2012年11月6日火曜日

塩飽諸島本島へ(2)


 レンタサイクルで昼食までの1時間半で、島の半分を回りました。海岸線に沿って走ります。釣り人達の姿や、畑仕事をしている女性の姿をちらほら見かけましたが、他に人や車に出会いませんでした。集落をいくつか通り抜けたあと、海辺にある小学校に到着しました。今は廃校になっている小学校です。2004年に全国放映された映画「機関車先生」のロケが、この小学校で行われました。教室は鍵もかかっておらず、自由に見学できるようになっていたので中へ入りました。管理する人も誰もいません。ポスターや写真が飾られていて、黒板には主人公の先生が本島を去る日に子供達に言い残した言葉が書かれていました。
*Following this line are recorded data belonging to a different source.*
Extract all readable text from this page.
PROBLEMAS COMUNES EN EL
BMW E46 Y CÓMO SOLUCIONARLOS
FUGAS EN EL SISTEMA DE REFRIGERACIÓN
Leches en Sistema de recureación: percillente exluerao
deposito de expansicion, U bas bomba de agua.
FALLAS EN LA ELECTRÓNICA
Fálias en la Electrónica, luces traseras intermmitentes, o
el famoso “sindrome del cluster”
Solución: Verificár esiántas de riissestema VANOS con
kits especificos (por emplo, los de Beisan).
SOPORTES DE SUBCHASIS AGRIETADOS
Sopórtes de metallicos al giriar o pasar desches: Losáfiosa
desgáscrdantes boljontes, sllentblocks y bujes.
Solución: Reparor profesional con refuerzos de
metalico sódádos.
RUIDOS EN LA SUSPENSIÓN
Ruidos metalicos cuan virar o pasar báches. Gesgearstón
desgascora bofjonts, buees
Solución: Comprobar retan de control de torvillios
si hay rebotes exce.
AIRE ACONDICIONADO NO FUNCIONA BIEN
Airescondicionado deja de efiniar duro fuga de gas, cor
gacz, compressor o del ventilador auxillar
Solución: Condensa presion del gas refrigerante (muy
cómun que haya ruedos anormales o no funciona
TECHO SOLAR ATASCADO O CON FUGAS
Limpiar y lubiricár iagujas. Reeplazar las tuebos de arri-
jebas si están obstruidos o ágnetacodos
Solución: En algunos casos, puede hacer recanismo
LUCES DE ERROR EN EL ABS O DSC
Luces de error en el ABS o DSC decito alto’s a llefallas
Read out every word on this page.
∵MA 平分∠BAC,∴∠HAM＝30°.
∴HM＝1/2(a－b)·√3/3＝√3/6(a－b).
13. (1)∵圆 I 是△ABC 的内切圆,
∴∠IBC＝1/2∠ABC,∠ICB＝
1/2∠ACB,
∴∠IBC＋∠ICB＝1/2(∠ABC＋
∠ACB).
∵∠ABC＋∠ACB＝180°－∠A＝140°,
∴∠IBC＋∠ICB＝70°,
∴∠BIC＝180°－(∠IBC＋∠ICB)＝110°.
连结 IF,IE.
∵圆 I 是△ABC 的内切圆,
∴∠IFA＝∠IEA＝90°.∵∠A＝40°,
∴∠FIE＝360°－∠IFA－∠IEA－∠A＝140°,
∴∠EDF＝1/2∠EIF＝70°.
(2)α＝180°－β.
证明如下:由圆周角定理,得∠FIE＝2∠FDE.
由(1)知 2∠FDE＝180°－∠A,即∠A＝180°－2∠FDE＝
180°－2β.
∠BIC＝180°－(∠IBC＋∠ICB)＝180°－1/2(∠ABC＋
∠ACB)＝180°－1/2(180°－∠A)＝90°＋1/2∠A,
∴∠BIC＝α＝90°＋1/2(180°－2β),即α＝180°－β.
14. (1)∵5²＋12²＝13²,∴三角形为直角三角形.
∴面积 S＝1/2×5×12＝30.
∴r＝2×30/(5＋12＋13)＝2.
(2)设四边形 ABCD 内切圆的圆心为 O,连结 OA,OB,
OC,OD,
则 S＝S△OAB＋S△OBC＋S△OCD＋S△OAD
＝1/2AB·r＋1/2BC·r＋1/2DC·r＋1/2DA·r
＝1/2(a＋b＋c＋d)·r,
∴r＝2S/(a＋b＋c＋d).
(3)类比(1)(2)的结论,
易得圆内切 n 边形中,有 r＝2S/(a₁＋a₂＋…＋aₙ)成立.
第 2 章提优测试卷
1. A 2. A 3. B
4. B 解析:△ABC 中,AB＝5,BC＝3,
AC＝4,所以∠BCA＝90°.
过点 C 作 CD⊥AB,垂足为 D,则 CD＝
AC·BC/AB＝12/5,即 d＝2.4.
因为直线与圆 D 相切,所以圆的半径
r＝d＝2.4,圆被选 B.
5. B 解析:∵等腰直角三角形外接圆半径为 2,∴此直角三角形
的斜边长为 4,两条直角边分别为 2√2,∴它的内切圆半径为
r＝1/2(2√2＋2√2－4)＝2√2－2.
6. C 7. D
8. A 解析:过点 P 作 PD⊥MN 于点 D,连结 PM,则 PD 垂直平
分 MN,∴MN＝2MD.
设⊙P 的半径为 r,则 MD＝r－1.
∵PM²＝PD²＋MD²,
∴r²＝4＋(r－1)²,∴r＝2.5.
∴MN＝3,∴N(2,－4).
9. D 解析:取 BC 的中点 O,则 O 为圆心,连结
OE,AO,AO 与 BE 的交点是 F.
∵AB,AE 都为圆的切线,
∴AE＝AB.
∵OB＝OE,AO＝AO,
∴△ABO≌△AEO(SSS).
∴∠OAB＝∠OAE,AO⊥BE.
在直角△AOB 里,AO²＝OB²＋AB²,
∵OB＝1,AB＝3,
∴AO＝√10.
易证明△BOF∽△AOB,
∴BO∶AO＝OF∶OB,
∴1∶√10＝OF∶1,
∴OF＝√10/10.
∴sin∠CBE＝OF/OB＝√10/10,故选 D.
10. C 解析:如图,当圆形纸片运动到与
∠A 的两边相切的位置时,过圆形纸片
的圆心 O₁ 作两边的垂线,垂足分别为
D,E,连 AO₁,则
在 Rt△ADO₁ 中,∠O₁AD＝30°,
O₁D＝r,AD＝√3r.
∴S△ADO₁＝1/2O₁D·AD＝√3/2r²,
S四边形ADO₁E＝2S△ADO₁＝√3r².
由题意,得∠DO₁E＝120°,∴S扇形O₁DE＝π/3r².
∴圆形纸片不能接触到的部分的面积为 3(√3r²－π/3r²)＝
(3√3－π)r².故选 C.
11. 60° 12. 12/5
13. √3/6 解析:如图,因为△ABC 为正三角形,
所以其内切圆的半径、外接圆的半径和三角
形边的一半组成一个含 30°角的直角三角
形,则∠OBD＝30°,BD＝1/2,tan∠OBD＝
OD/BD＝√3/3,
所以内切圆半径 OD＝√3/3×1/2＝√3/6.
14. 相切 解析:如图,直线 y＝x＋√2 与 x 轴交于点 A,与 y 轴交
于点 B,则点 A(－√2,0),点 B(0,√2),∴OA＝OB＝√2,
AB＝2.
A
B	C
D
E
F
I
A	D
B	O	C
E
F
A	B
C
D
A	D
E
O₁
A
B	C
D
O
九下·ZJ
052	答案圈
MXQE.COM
学校の前は海です。校庭には大きなくすの木が一本ありました。本島の多くの子供達の成長を見続けたこのくすの木は、廃校となった今も、校舎を、校庭を見守り続けています。胸が熱くなりました。静かな瀬戸内海の波が寄せては返し、しばらくその波の音を聞きながら、写真を何枚か撮り、小学校をあとにしました。
 


 
 海岸線に沿って上ったり下ったりで、途中自転車を押して歩きました。美しい海を見ながら、行き交うタンカーやいろんな船を見ながら、自転車に乗ったり歩いたりしました。大きな豪華客船が航海していくのを見たのもこの時です。間近でこんな大きな豪華客船を見たのは初めてです。瀬戸内海をこんなに大きな豪華客船が航海しているということに本当に驚きました。長さ150メートルで8階建ての2・2万トンとのことです。驚きました。
 

 
  次に、木烏(こがらす)神社へ行きました。その昔、瀬戸内海に人々を苦しめる悪魚(海賊)がいて、これを退治した時に、一羽の烏が水先案内をつとめたという伝承の烏を祀っています。社前には海に向かって立つ大鳥居がありました。社殿の横には千歳座という芝居小屋があり、1862年に建てられたもので、全国の舞台30件の中に入っています。回り舞台があり、江戸時代には歌舞伎、明治以降は新派劇・喜劇なども行っていたそうです。地芝居(村の若い人たちが、お盆のあと芝居の練習を始め、10月の祭りの日に芝居をした)や、受け芝居(春の麦の刈り入れ前に、島外から船で役者が渡ってきて、本格的な芝居を見せていた)があり、他に娯楽施設がなかったので、島民の大きな楽しみになっていたそうです。ちょうどその日は翌日に開かれる文化祭の準備がなされていました。
 


 

大鳥居の間から見る瀬戸内海の美しい海は格別なものでした。